British Aerospace completed its purchase of MES on November 30, 1999 to form BAE Systems. GEC announced that it was to be renamed Marconi plc.

Burst of the bubble

Marconi enjoyed early success, by September 2000 shares reached a high of £12.50. However this spending spree was to cause major problems for Marconi as the purchases were at a premium (approaching the height of the dot-com boom). During the 2000/2001 period the dot-com and telecoms industries suffered major downturns. Marconi's orderbook began to dry up as major clients such as the BT Group cut spending dramatically. On Wednesday July 4 2001 Marconi suspended trading of its shares, announced 4,000 job cuts and issued a profits warning. The following day the company's share price crashed 54%, in part due to the alarm caused by the suspension of trading.

In September 2001 Marconi issued a second profits warning. This forced the resignation of CEO George Simpson and Chairman Sir Roger Hurn. (Finance Director John Mayo was forced out earlier).

Reorganisation

New management started the task of reducing the company's debts and in November detailed the scale of the company's downturn, losses of over £5bn (against sales of £2.5bn) and a net value of £867m (£25bn in 2000).

On Monday March 19 2003 shares in the newly restructured Marconi Corporation started trading. In a debt for equity swap shareholders were given 0.5% of the new company, the rest of the shares were held by the company's creditors.

The crash in the company share price and subsequent debt for equity swap had significant implications for many of the company's current and former employees, many of whom had invested in the company through employee share buying schemes. This included many former GEC employees who had transferred to BAE Systems under the Marconi Electronic Systems demerger. There are reports of individual employees losing tens of thousands of pounds.

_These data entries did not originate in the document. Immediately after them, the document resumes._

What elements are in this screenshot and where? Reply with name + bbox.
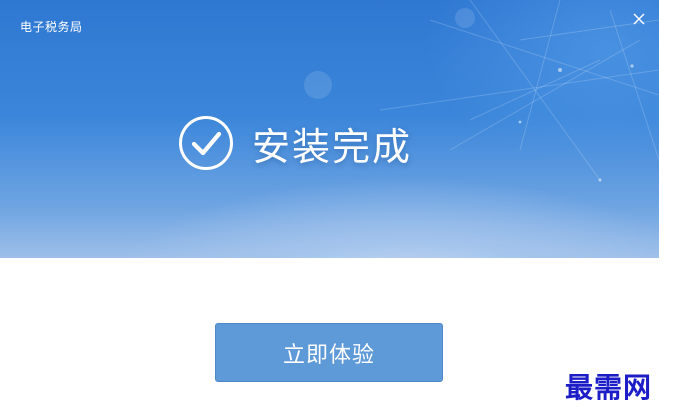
- app-title: 电子税务局: [20, 20, 83, 34]
- check-circle-icon: [179, 116, 233, 170]
- close-button[interactable]: [628, 8, 650, 30]
- close-icon: [633, 13, 645, 25]
- watermark-logo: 最需网: [565, 371, 653, 404]
- try-now-button[interactable]: 立即体验: [215, 323, 443, 382]
- installer-window: 电子税务局 安装完成 立即体验: [0, 0, 659, 414]
- install-status: 安装完成: [178, 115, 412, 171]
- status-message: 安装完成: [252, 124, 413, 169]
- hero-banner: 电子税务局 安装完成: [0, 0, 659, 258]
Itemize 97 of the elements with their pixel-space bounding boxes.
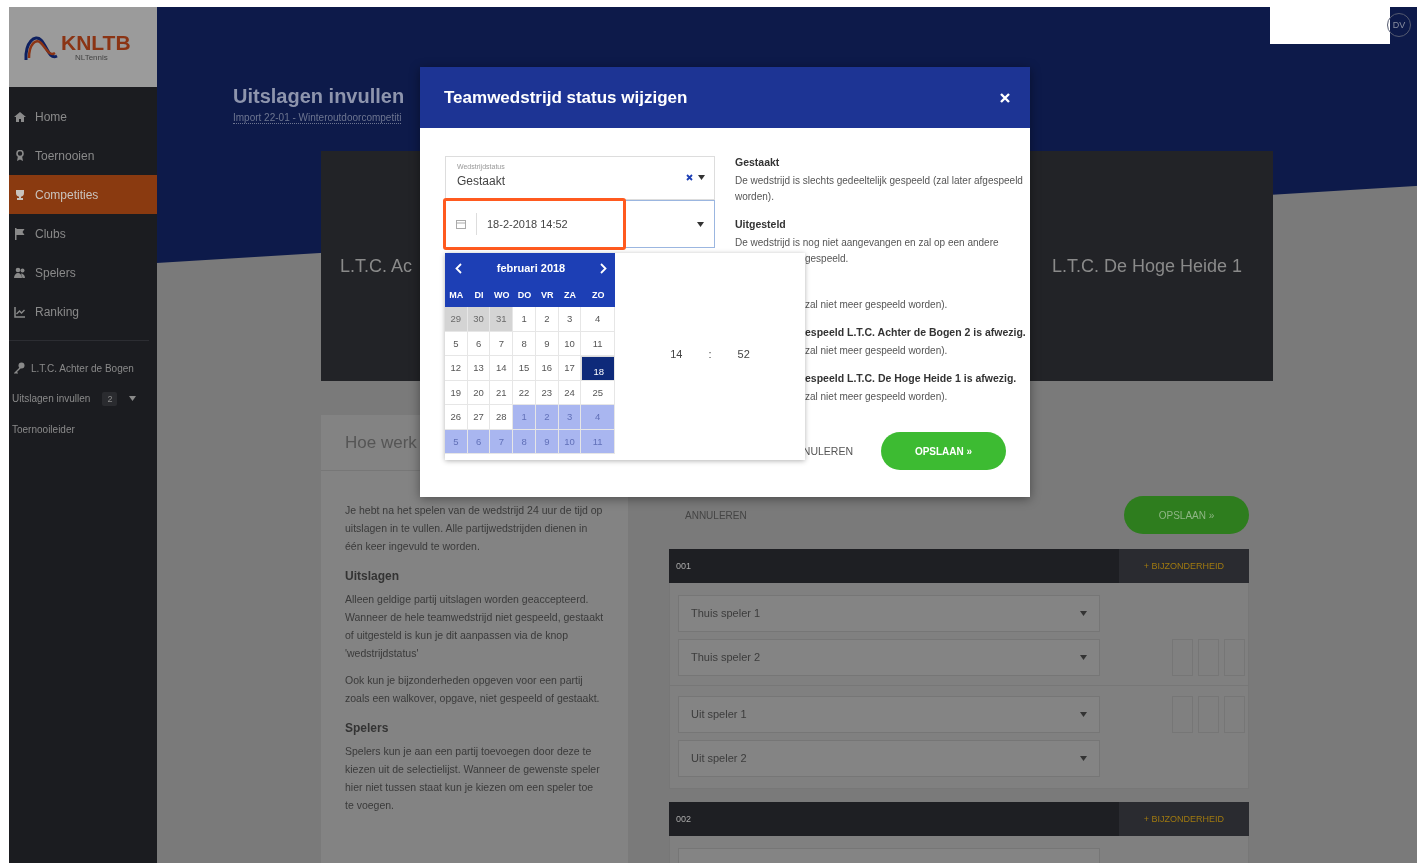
calendar-day[interactable]: 19 [445, 380, 468, 405]
calendar-day[interactable]: 27 [467, 405, 491, 430]
status-title: espeeld L.T.C. De Hoge Heide 1 is afwezig. [805, 372, 1018, 386]
calendar-day[interactable]: 15 [513, 356, 536, 381]
sidebar-item[interactable]: Ranking [9, 292, 157, 331]
caret-icon [697, 221, 704, 227]
match-code: 002 [675, 814, 692, 824]
club-link[interactable]: L.T.C. Achter de Bogen [9, 353, 157, 383]
sidebar-item[interactable]: Clubs [9, 214, 157, 253]
status-description: zal niet meer gespeeld worden). [805, 344, 949, 358]
dialog-title: Teamwedstrijd status wijzigen [444, 87, 688, 108]
match-code: 001 [675, 561, 692, 571]
calendar-day[interactable]: 8 [513, 331, 536, 356]
status-description: De wedstrijd is slechts gedeeltelijk gespeeld (zal later afgespeeld worden). [735, 174, 1024, 204]
weekday-label: WO [490, 283, 514, 307]
calendar-day[interactable]: 11 [581, 331, 615, 356]
help-paragraph: Spelers kun je aan een partij toevoegen door deze te kiezen uit de selectielijst. Wanneer de gewenste speler hier niet tussen staat kun je kiezen om een speler toe te voegen. [345, 744, 601, 813]
help-paragraph: Je hebt na het spelen van de wedstrijd 24 uur de tijd op uitslagen in te vullen. Alle partijwedstrijden dienen in één keer ingevuld te worden. [345, 503, 604, 554]
chevron-left-icon[interactable] [455, 262, 462, 274]
weekday-label: ZA [558, 283, 582, 307]
add-detail-button[interactable]: + BIJZONDERHEID [1119, 802, 1249, 836]
add-detail-button[interactable]: + BIJZONDERHEID [1119, 549, 1249, 583]
calendar-day[interactable]: 22 [513, 380, 536, 405]
calendar-day[interactable]: 26 [445, 405, 468, 430]
caret-icon [1080, 654, 1087, 660]
player-select[interactable]: Uit speler 1 [678, 695, 1100, 733]
logo-text: KNLTB [61, 32, 131, 53]
status-title: Gestaakt [735, 156, 781, 170]
nav-icon [14, 227, 26, 240]
calendar-day[interactable]: 5 [445, 331, 468, 356]
key-icon [13, 362, 25, 374]
page-title: Uitslagen invullen [233, 85, 405, 108]
calendar-day[interactable]: 12 [445, 356, 468, 381]
cancel-link[interactable]: NULEREN [802, 445, 853, 457]
caret-icon [1080, 755, 1087, 761]
caret-icon [1080, 610, 1087, 616]
chevron-right-icon[interactable] [600, 262, 607, 274]
weekday-label: DO [513, 283, 536, 307]
nav-icon [14, 149, 26, 162]
status-description: zal niet meer gespeeld worden). [805, 390, 949, 404]
sidebar-item[interactable]: Competities [9, 175, 157, 214]
count-badge: 2 [102, 391, 118, 406]
month-label: februari 2018 [496, 262, 566, 274]
calendar-day[interactable]: 17 [558, 356, 582, 381]
caret-icon [1080, 711, 1087, 717]
status-description: gespeeld. [805, 252, 850, 266]
help-heading: Spelers [345, 720, 390, 737]
calendar-day[interactable]: 30 [467, 307, 491, 332]
calendar-day[interactable]: 7 [490, 331, 514, 356]
calendar-day[interactable]: 18 [581, 356, 615, 381]
submenu-item[interactable]: Toernooileider [12, 424, 75, 435]
hour-value[interactable]: 14 [670, 347, 683, 360]
clear-icon[interactable] [686, 174, 693, 181]
caret-icon [129, 396, 137, 401]
calendar-icon [456, 219, 466, 229]
sidebar-item[interactable]: Spelers [9, 253, 157, 292]
calendar-day[interactable]: 21 [490, 380, 514, 405]
nav-icon [14, 266, 26, 279]
calendar-day[interactable]: 2 [535, 307, 559, 332]
caret-icon [698, 175, 705, 180]
submenu-item[interactable]: Uitslagen invullen [12, 393, 91, 404]
calendar-day[interactable]: 16 [535, 356, 559, 381]
help-heading: Uitslagen [345, 568, 400, 585]
player-select[interactable]: Thuis speler 1 [678, 594, 1100, 632]
calendar-day[interactable]: 25 [581, 380, 615, 405]
sidebar-item[interactable]: Home [9, 97, 157, 136]
weekday-label: VR [535, 283, 559, 307]
status-description: zal niet meer gespeeld worden). [805, 298, 949, 312]
logo-tagline: NLTennis [75, 52, 109, 62]
close-icon[interactable] [1000, 92, 1010, 103]
nav-icon [14, 305, 26, 318]
help-paragraph: Ook kun je bijzonderheden opgeven voor een partij zoals een walkover, opgave, niet gespeeld of gestaakt. [345, 673, 601, 706]
player-select[interactable]: Thuis speler 2 [678, 638, 1100, 676]
help-paragraph: Alleen geldige partij uitslagen worden geaccepteerd. Wanneer de hele teamwedstrijd niet gespeeld, gestaakt of uitgesteld is kun je dit aanpassen via de knop 'wedstrijdstatus' [345, 592, 604, 661]
calendar-day[interactable]: 14 [490, 356, 514, 381]
player-select[interactable]: Uit speler 2 [678, 739, 1100, 777]
calendar-day[interactable]: 31 [490, 307, 514, 332]
calendar-day[interactable]: 13 [467, 356, 491, 381]
home-team: L.T.C. Ac [340, 255, 413, 277]
away-team: L.T.C. De Hoge Heide 1 [1051, 255, 1242, 277]
weekday-label: ZO [581, 283, 615, 307]
calendar-day[interactable]: 29 [445, 307, 468, 332]
status-title: Uitgesteld [735, 218, 787, 232]
time-separator: : [708, 347, 712, 360]
minute-value[interactable]: 52 [737, 347, 750, 360]
competition-link[interactable]: Import 22-01 - Winteroutdoorcompetiti [233, 112, 402, 124]
sidebar-item[interactable]: Toernooien [9, 136, 157, 175]
weekday-label: MA [445, 283, 468, 307]
calendar-day[interactable]: 3 [558, 307, 582, 332]
nav-icon [14, 188, 26, 201]
calendar-day[interactable]: 28 [490, 405, 514, 430]
weekday-label: DI [467, 283, 491, 307]
calendar-day[interactable]: 1 [513, 307, 536, 332]
status-description: De wedstrijd is nog niet aangevangen en zal op een andere [735, 236, 1000, 250]
calendar-day[interactable]: 4 [581, 307, 615, 332]
nav-icon [14, 110, 26, 123]
status-title: espeeld L.T.C. Achter de Bogen 2 is afwezig. [805, 326, 1026, 340]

In September 2004 Marconi announced it had settled its remaining debts, at one stage over £4bn.

21CN failure

In April 2005 it was announced that Marconi had failed to win part of BT's £10 billion 21st Century Network transformation project. This will see the UK's present AXE/System X Public Switched Telephone Network (PSTN) changed to an Internet Protocol (IP) system. Marconi (as GEC) was instrumental in the development of System X. The prospect of being frozen out of the large scale BT project caused the share price to drop 40% in one day and led to the announcement of 800 job losses and the closure of their Liverpool factory.

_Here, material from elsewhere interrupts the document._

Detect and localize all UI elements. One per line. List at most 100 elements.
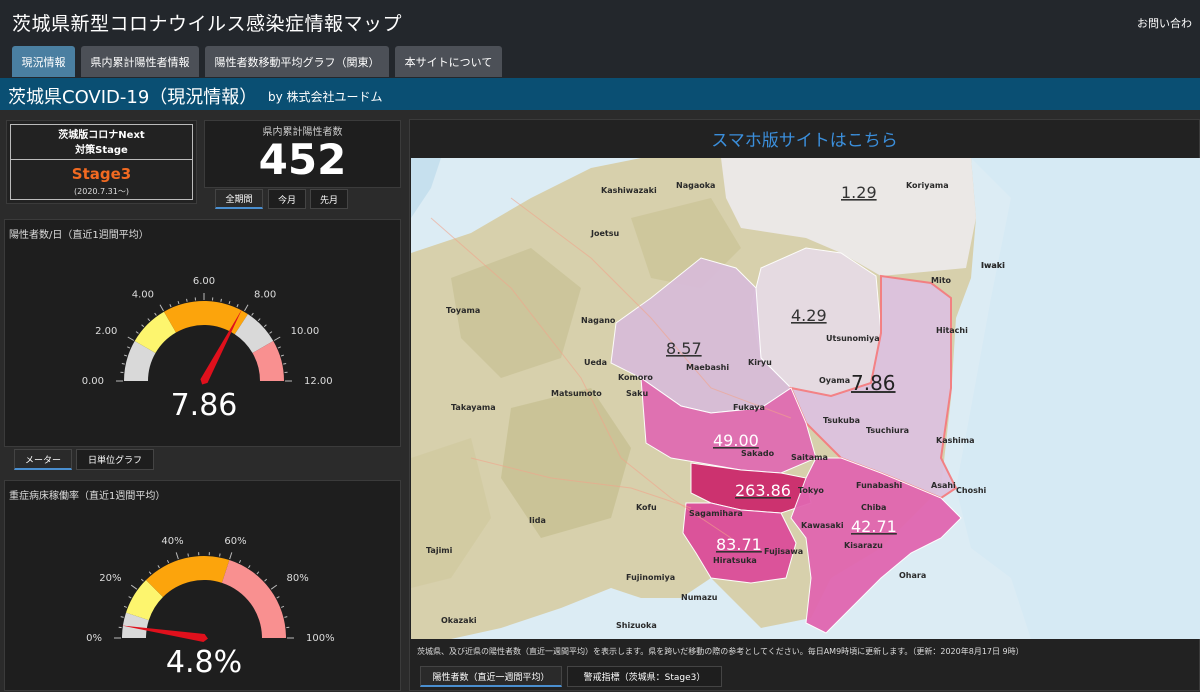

The fact that Marconi Corporation plc received no major 21CN contract was a major surprise. An example of analysis before BT announced the winners of contracts is Dresdner Kleinwort Wasserstein's: [Marconi is] so advanced with its products and so entrenched with BT Group plc that its selection looks certain."

Ericsson deal

Shortly after the failure to secure part of 21CN, it became clear that Marconi was a likely takeover target. Huawei Technologies, a Chinese telecoms company, became the name commonly mentioned in the UK business press due to its existing partnerships with Marconi. [link] However by October 2005 Huawei was displaced by Ericsson and Alcatel as the likely victors. On October 25 Ericsson was announced as the winner with a bid of around £1.2bn ($2.1bn). The acquisition was completed on January 23, 2006 effective as per January 1, 2006. The Marconi name will still be used as brand within Ericsson.

Marconi's remaining UK operations were renamed telent plc.

Timeline

Notes

There are many companies that have Marconi in their name. This is mainly due to various diversification and consolidation over the history of the group. For example, several defense industry partnerships bearing the name "Marconi" are no longer associated with Marconi PLC following GEC's sale of its defense interests and merging of its communications groups to form Marconi Communications before the group's evolution to Marconi PLC.